Pages

#cerpen-jingga


JINGGA



Bukankah kita selalu bersama. Bermain dibawah senja. Membuat siluet berlatar langit jingga dengan suka ria. Saling menatap, lalu tertawa.

***

“Apa kau suka ini?” terlihat lengan seseorang dari balik tubuhku. Menyodorkan sebuah ice cream stroberi tepat didepan mataku. Persis.

“tidak.” Jawabku dingin seraya pergi meninggalkan tempat pengasingan diri. Dibawah pohon linden.

Aku melangkah nyaris berlari kecil dengan tekad, pokoknya jangan sampai bertemu lagi dengannya. Sudah bekali-kali ini terjadi. Ketika aku menikmati kesendirian ditempat pengasinganku, ia selalu hadir. Ada saja yang dibawa. Berkali-kali juga aku menjawab tidak dan pergi. Bahkan aku selalu kabur tanpa melihat wajahnya dan dia pun begitu, selalu muncul dari belakang tanpa menampakan wajah. Ini membuat pikiran ku terganggu. Tapi tak ku ambil pusing. Dan kuputuskan setelah hari itu aku tidak ketempat itu lagi. Yang aku suka, berdiam diri dibawah pohon linden.

Sebulan berlalu. Move on dari pohon linden. Aku mendapat  tempat baru. Sebuah taman yang letaknya tidak jauh dari rumah. Belum banyak orang yang berkunjung. Bisa dihitung jari malah. Walaupun belum banyak pohon dan rumput karena masih baru. Tapi cukup aman dan nyaman untuk seorang yang introvert seperti diriku. Taman Bambu. Dengan segera aku mencari posisi yang rindang untuk menghabiskan halaman novelku yang tinggal satu bab. Seketika aku girang tak ketulungan. Aku bagai bertemu sesuatu yang amat kurindukan. Pohon linden ku ternyata ada di taman ini. Aduhai, senang rasanya. Langsung kutaruh tas dan duduk dengan posisi wenak. Aku mulai membaca.

“hai, linden!” seseorang teriak dari jarak yang cukup jauh. Aku mendengarnya, namun tak ku gubris. Cuek. Karena sapaan itu bukan aku.

Aku sibuk berkutat dengan buku novel ku. Menelusuri lebih dalam tiap kata dan kalimat, lembar demi lembar. Sampai akhirnya pundak ku ditepuk.

“Mengapa kau tak menengok saat ku panggil, linden?” sekarang kalimat itu memnyadarkanku bahwa linden yang dia teriaki itu aku.

Aku mengernyitkan dahi, menengok kesumber suara. Aku terkesiap. Oh tuhan! Orang aneh macam apalagi sekarang. Bagaimana tidak terkejut, orang itu memakai pakaian yang aneh. Sebuah kostum ala ala joker. Aku yang kaget refleks mendorong dan memukulnya dengan tas. Sampai-sampai orang aneh itu tak berdaya.

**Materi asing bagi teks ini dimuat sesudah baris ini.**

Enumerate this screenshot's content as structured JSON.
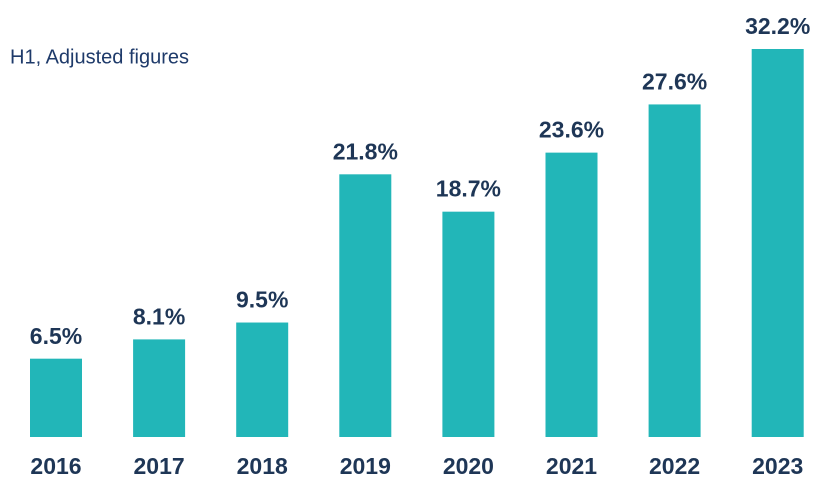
{
  "chart_data": {
    "type": "bar",
    "subtitle": "H1, Adjusted figures",
    "categories": [
      "2016",
      "2017",
      "2018",
      "2019",
      "2020",
      "2021",
      "2022",
      "2023"
    ],
    "values": [
      6.5,
      8.1,
      9.5,
      21.8,
      18.7,
      23.6,
      27.6,
      32.2
    ],
    "value_labels": [
      "6.5%",
      "8.1%",
      "9.5%",
      "21.8%",
      "18.7%",
      "23.6%",
      "27.6%",
      "32.2%"
    ],
    "color": "#22b6b8"
  }
}
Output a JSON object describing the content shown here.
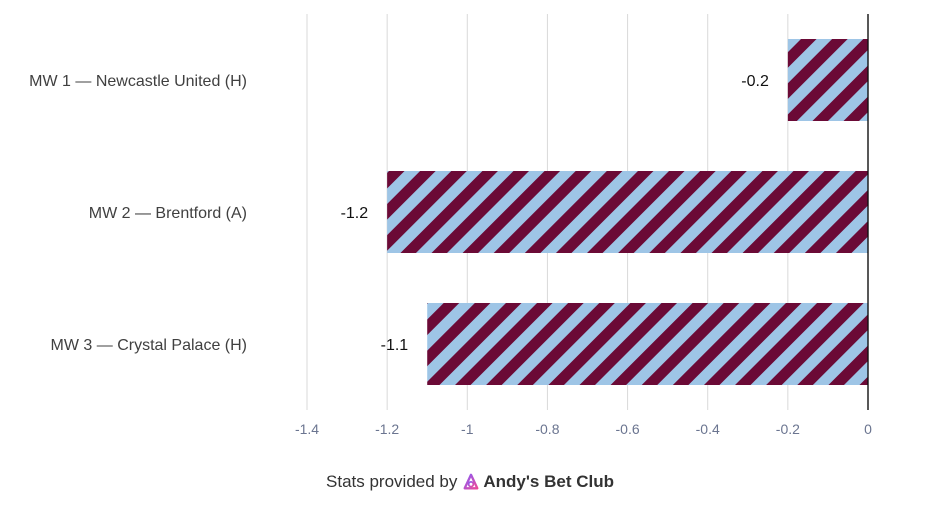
{
  "chart_data": {
    "type": "bar",
    "orientation": "horizontal",
    "categories": [
      "MW 1 — Newcastle United (H)",
      "MW 2 — Brentford (A)",
      "MW 3 — Crystal Palace (H)"
    ],
    "values": [
      -0.2,
      -1.2,
      -1.1
    ],
    "data_labels": [
      "-0.2",
      "-1.2",
      "-1.1"
    ],
    "x_ticks": [
      -1.4,
      -1.2,
      -1,
      -0.8,
      -0.6,
      -0.4,
      -0.2,
      0
    ],
    "x_tick_labels": [
      "-1.4",
      "-1.2",
      "-1",
      "-0.8",
      "-0.6",
      "-0.4",
      "-0.2",
      "0"
    ],
    "xlim": [
      -1.4,
      0
    ],
    "grid": true,
    "title": "",
    "xlabel": "",
    "ylabel": "",
    "bar_pattern": "diagonal-stripes",
    "colors": {
      "stripe_a": "#6b0a36",
      "stripe_b": "#9ec5e6",
      "grid": "#d9d9d9",
      "tick_text": "#6b7590",
      "category_text": "#404040"
    }
  },
  "footer": {
    "prefix": "Stats provided by",
    "brand": "Andy's Bet Club",
    "logo_icon": "andys-bet-club-logo-icon",
    "logo_colors": [
      "#8a5cf6",
      "#ec4899"
    ]
  }
}
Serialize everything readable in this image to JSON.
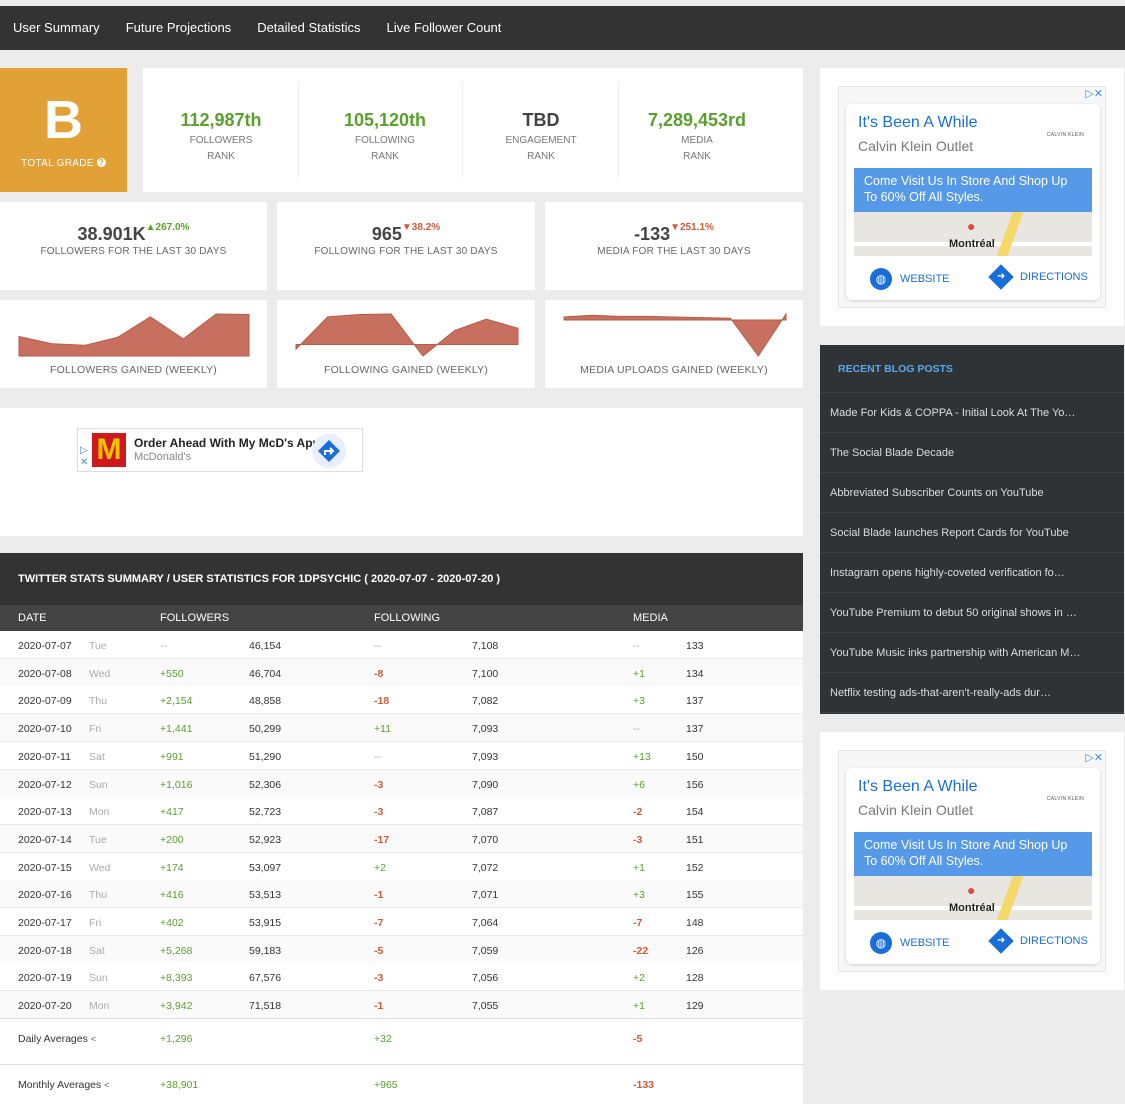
{
  "nav": [
    "User Summary",
    "Future Projections",
    "Detailed Statistics",
    "Live Follower Count"
  ],
  "grade": {
    "letter": "B",
    "label": "TOTAL GRADE",
    "help_icon": "question-circle-icon"
  },
  "ranks": [
    {
      "value": "112,987th",
      "line1": "FOLLOWERS",
      "line2": "RANK"
    },
    {
      "value": "105,120th",
      "line1": "FOLLOWING",
      "line2": "RANK"
    },
    {
      "value": "TBD",
      "line1": "ENGAGEMENT",
      "line2": "RANK"
    },
    {
      "value": "7,289,453rd",
      "line1": "MEDIA",
      "line2": "RANK"
    }
  ],
  "stats": [
    {
      "value": "38.901K",
      "pct": "267.0%",
      "dir": "up",
      "caption": "FOLLOWERS FOR THE LAST 30 DAYS"
    },
    {
      "value": "965",
      "pct": "38.2%",
      "dir": "down",
      "caption": "FOLLOWING FOR THE LAST 30 DAYS"
    },
    {
      "value": "-133",
      "pct": "251.1%",
      "dir": "down",
      "caption": "MEDIA FOR THE LAST 30 DAYS"
    }
  ],
  "sparks": [
    {
      "caption": "FOLLOWERS GAINED (WEEKLY)",
      "values": [
        40,
        25,
        22,
        38,
        80,
        35,
        86,
        85
      ]
    },
    {
      "caption": "FOLLOWING GAINED (WEEKLY)",
      "values": [
        -10,
        60,
        65,
        66,
        -25,
        30,
        55,
        35
      ]
    },
    {
      "caption": "MEDIA UPLOADS GAINED (WEEKLY)",
      "values": [
        5,
        8,
        6,
        6,
        5,
        4,
        3,
        -60,
        10
      ]
    }
  ],
  "sparkColor": "#c8705f",
  "mcd_ad": {
    "title": "Order Ahead With My McD's App",
    "advertiser": "McDonald's"
  },
  "table": {
    "title": "TWITTER STATS SUMMARY / USER STATISTICS FOR 1DPSYCHIC ( 2020-07-07 - 2020-07-20 )",
    "columns": [
      "DATE",
      "FOLLOWERS",
      "FOLLOWING",
      "MEDIA"
    ],
    "rows": [
      [
        "2020-07-07",
        "Tue",
        "--",
        "46,154",
        "--",
        "7,108",
        "--",
        "133"
      ],
      [
        "2020-07-08",
        "Wed",
        "+550",
        "46,704",
        "-8",
        "7,100",
        "+1",
        "134"
      ],
      [
        "2020-07-09",
        "Thu",
        "+2,154",
        "48,858",
        "-18",
        "7,082",
        "+3",
        "137"
      ],
      [
        "2020-07-10",
        "Fri",
        "+1,441",
        "50,299",
        "+11",
        "7,093",
        "--",
        "137"
      ],
      [
        "2020-07-11",
        "Sat",
        "+991",
        "51,290",
        "--",
        "7,093",
        "+13",
        "150"
      ],
      [
        "2020-07-12",
        "Sun",
        "+1,016",
        "52,306",
        "-3",
        "7,090",
        "+6",
        "156"
      ],
      [
        "2020-07-13",
        "Mon",
        "+417",
        "52,723",
        "-3",
        "7,087",
        "-2",
        "154"
      ],
      [
        "2020-07-14",
        "Tue",
        "+200",
        "52,923",
        "-17",
        "7,070",
        "-3",
        "151"
      ],
      [
        "2020-07-15",
        "Wed",
        "+174",
        "53,097",
        "+2",
        "7,072",
        "+1",
        "152"
      ],
      [
        "2020-07-16",
        "Thu",
        "+416",
        "53,513",
        "-1",
        "7,071",
        "+3",
        "155"
      ],
      [
        "2020-07-17",
        "Fri",
        "+402",
        "53,915",
        "-7",
        "7,064",
        "-7",
        "148"
      ],
      [
        "2020-07-18",
        "Sat",
        "+5,268",
        "59,183",
        "-5",
        "7,059",
        "-22",
        "126"
      ],
      [
        "2020-07-19",
        "Sun",
        "+8,393",
        "67,576",
        "-3",
        "7,056",
        "+2",
        "128"
      ],
      [
        "2020-07-20",
        "Mon",
        "+3,942",
        "71,518",
        "-1",
        "7,055",
        "+1",
        "129"
      ]
    ],
    "daily": {
      "label": "Daily Averages",
      "followers": "+1,296",
      "following": "+32",
      "media": "-5"
    },
    "monthly": {
      "label": "Monthly Averages",
      "followers": "+38,901",
      "following": "+965",
      "media": "-133"
    }
  },
  "ck_ad": {
    "title": "It's Been A While",
    "subtitle": "Calvin Klein Outlet",
    "logo": "CALVIN KLEIN",
    "promo": "Come Visit Us In Store And Shop Up To 60% Off All Styles.",
    "city": "Montréal",
    "website": "WEBSITE",
    "directions": "DIRECTIONS"
  },
  "blog": {
    "heading": "RECENT BLOG POSTS",
    "items": [
      "Made For Kids & COPPA - Initial Look At The Yo…",
      "The Social Blade Decade",
      "Abbreviated Subscriber Counts on YouTube",
      "Social Blade launches Report Cards for YouTube",
      "Instagram opens highly-coveted verification fo…",
      "YouTube Premium to debut 50 original shows in …",
      "YouTube Music inks partnership with American M…",
      "Netflix testing ads-that-aren't-really-ads dur…"
    ]
  }
}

“kau itu siapa sih?!” tanya ku dengan suara tinggi

“uh.. uh...” eluhnya kesakitan

“apa sih orang aneh. Diam disitu dan jangan menguntit lagi!” setelah itu aku bergegas pergi. Namun langkah ku terhenti ketika ia meminta tolong.

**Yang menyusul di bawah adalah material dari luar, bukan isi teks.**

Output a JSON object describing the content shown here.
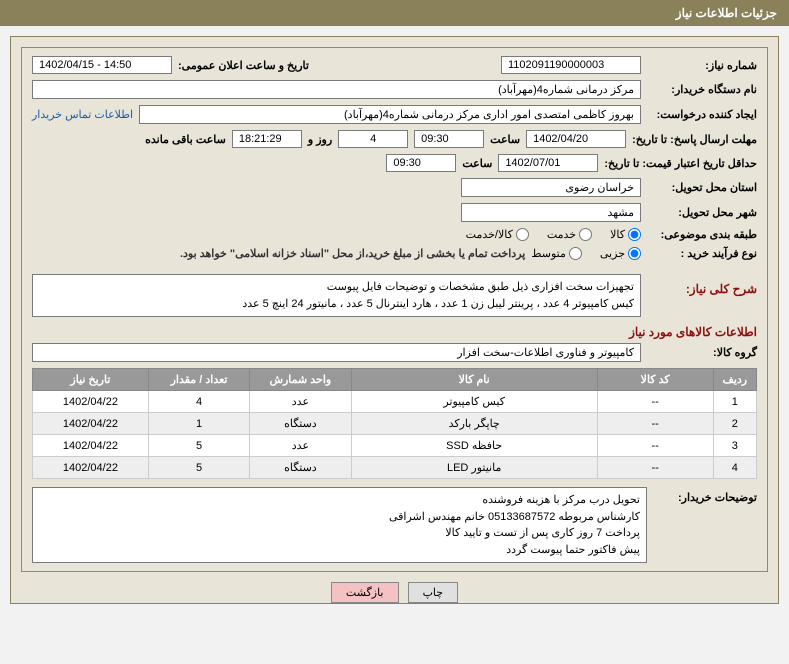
{
  "header": {
    "title": "جزئیات اطلاعات نیاز"
  },
  "fields": {
    "need_number_label": "شماره نیاز:",
    "need_number": "1102091190000003",
    "announce_label": "تاریخ و ساعت اعلان عمومی:",
    "announce": "1402/04/15 - 14:50",
    "buyer_org_label": "نام دستگاه خریدار:",
    "buyer_org": "مرکز درمانی شماره4(مهرآباد)",
    "requester_label": "ایجاد کننده درخواست:",
    "requester": "بهروز کاظمی امتصدی امور اداری مرکز درمانی شماره4(مهرآباد)",
    "contact_link": "اطلاعات تماس خریدار",
    "deadline_label": "مهلت ارسال پاسخ: تا تاریخ:",
    "deadline_date": "1402/04/20",
    "time_label": "ساعت",
    "deadline_time": "09:30",
    "days_remain": "4",
    "days_label": "روز و",
    "time_remain": "18:21:29",
    "remain_label": "ساعت باقی مانده",
    "validity_label": "حداقل تاریخ اعتبار قیمت: تا تاریخ:",
    "validity_date": "1402/07/01",
    "validity_time": "09:30",
    "province_label": "استان محل تحویل:",
    "province": "خراسان رضوی",
    "city_label": "شهر محل تحویل:",
    "city": "مشهد",
    "category_label": "طبقه بندی موضوعی:",
    "cat_goods": "کالا",
    "cat_service": "خدمت",
    "cat_both": "کالا/خدمت",
    "process_label": "نوع فرآیند خرید :",
    "proc_small": "جزیی",
    "proc_medium": "متوسط",
    "payment_note": "پرداخت تمام یا بخشی از مبلغ خرید،از محل \"اسناد خزانه اسلامی\" خواهد بود.",
    "summary_label": "شرح کلی نیاز:",
    "summary_line1": "تجهیزات سخت افزاری ذیل طبق مشخصات و توضیحات فایل پیوست",
    "summary_line2": "کیس کامپیوتر 4 عدد ، پرینتر لیبل زن 1 عدد ، هارد اینترنال 5 عدد ، مانیتور 24 اینچ 5 عدد",
    "goods_section": "اطلاعات کالاهای مورد نیاز",
    "group_label": "گروه کالا:",
    "group": "کامپیوتر و فناوری اطلاعات-سخت افزار",
    "buyer_notes_label": "توضیحات خریدار:",
    "buyer_notes_l1": "تحویل درب مرکز با هزینه فروشنده",
    "buyer_notes_l2": "کارشناس مربوطه 05133687572 خانم مهندس اشراقی",
    "buyer_notes_l3": "پرداخت 7 روز کاری پس از تست و تایید کالا",
    "buyer_notes_l4": "پیش فاکتور حتما پیوست گردد"
  },
  "table": {
    "headers": {
      "row": "ردیف",
      "code": "کد کالا",
      "name": "نام کالا",
      "unit": "واحد شمارش",
      "qty": "تعداد / مقدار",
      "date": "تاریخ نیاز"
    },
    "rows": [
      {
        "row": "1",
        "code": "--",
        "name": "کیس کامپیوتر",
        "unit": "عدد",
        "qty": "4",
        "date": "1402/04/22"
      },
      {
        "row": "2",
        "code": "--",
        "name": "چاپگر بارکد",
        "unit": "دستگاه",
        "qty": "1",
        "date": "1402/04/22"
      },
      {
        "row": "3",
        "code": "--",
        "name": "حافظه SSD",
        "unit": "عدد",
        "qty": "5",
        "date": "1402/04/22"
      },
      {
        "row": "4",
        "code": "--",
        "name": "مانیتور LED",
        "unit": "دستگاه",
        "qty": "5",
        "date": "1402/04/22"
      }
    ]
  },
  "buttons": {
    "print": "چاپ",
    "back": "بازگشت"
  }
}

“tolong... tolong... jangan pergi. saya ingin bicara dengan mu, linden” dia memohon.

“maaf, saya bukan linden. Mungkin anda salah orang.” Jawabku membelakanginya.

“Tidak, bukankah kita selalu bersama. Bermain dibawah senja. Membuat siluet berlatar langit jingga dengan suka ria. Saling menatap, lalu tertawa?” ucapnya seraya berdiri.

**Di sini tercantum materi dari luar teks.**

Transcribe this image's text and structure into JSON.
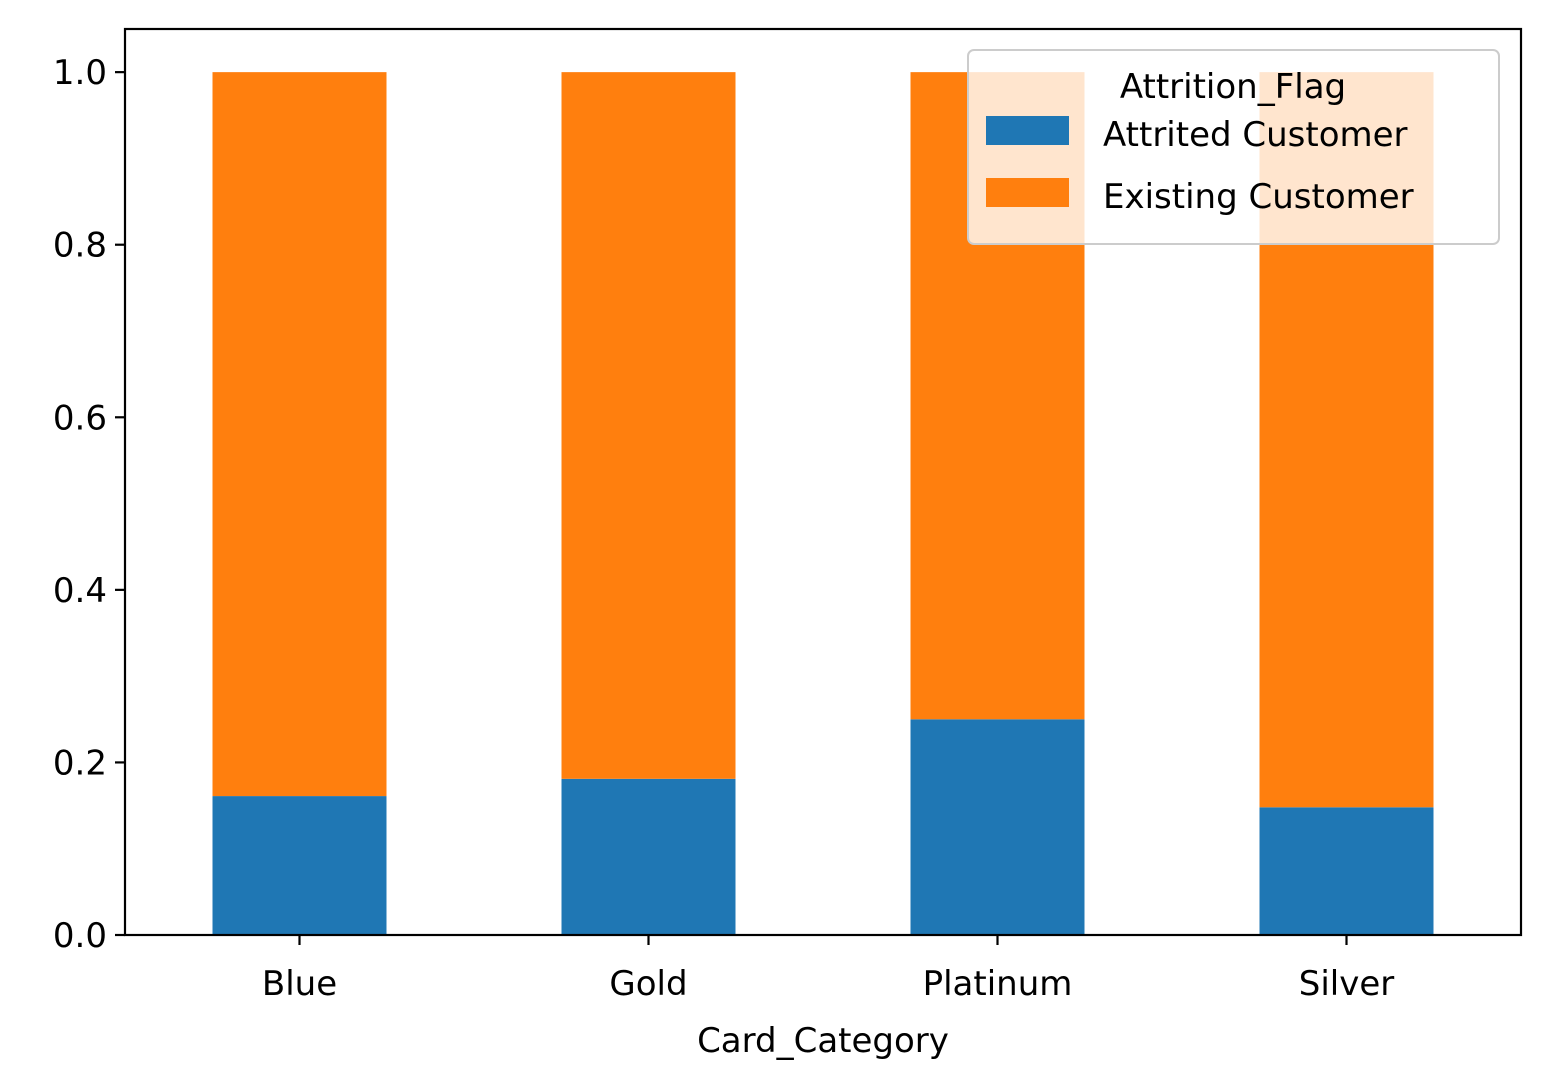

Mendengar kalimatnya barusan aku kaget. Kalimat itu sama persis dengan kalimat yang kuuntai untuk mengenang seseorang yang sangat berarti. Kalimat itu yang sampai sekarang tidak pernah absen mondar mandir di pikiranku, dibenakku.  Tapi mana mungkin. Tidak mungkin orang itu dia. Dia sudah mati.

Buatku yang seorang introvert, dia bagaikan anugerah yang diberi tuhan. Sampai akhirnya yang kuingat tuhan mengambilnya. Aku yakin saat itu dia benar-benar sudah mati.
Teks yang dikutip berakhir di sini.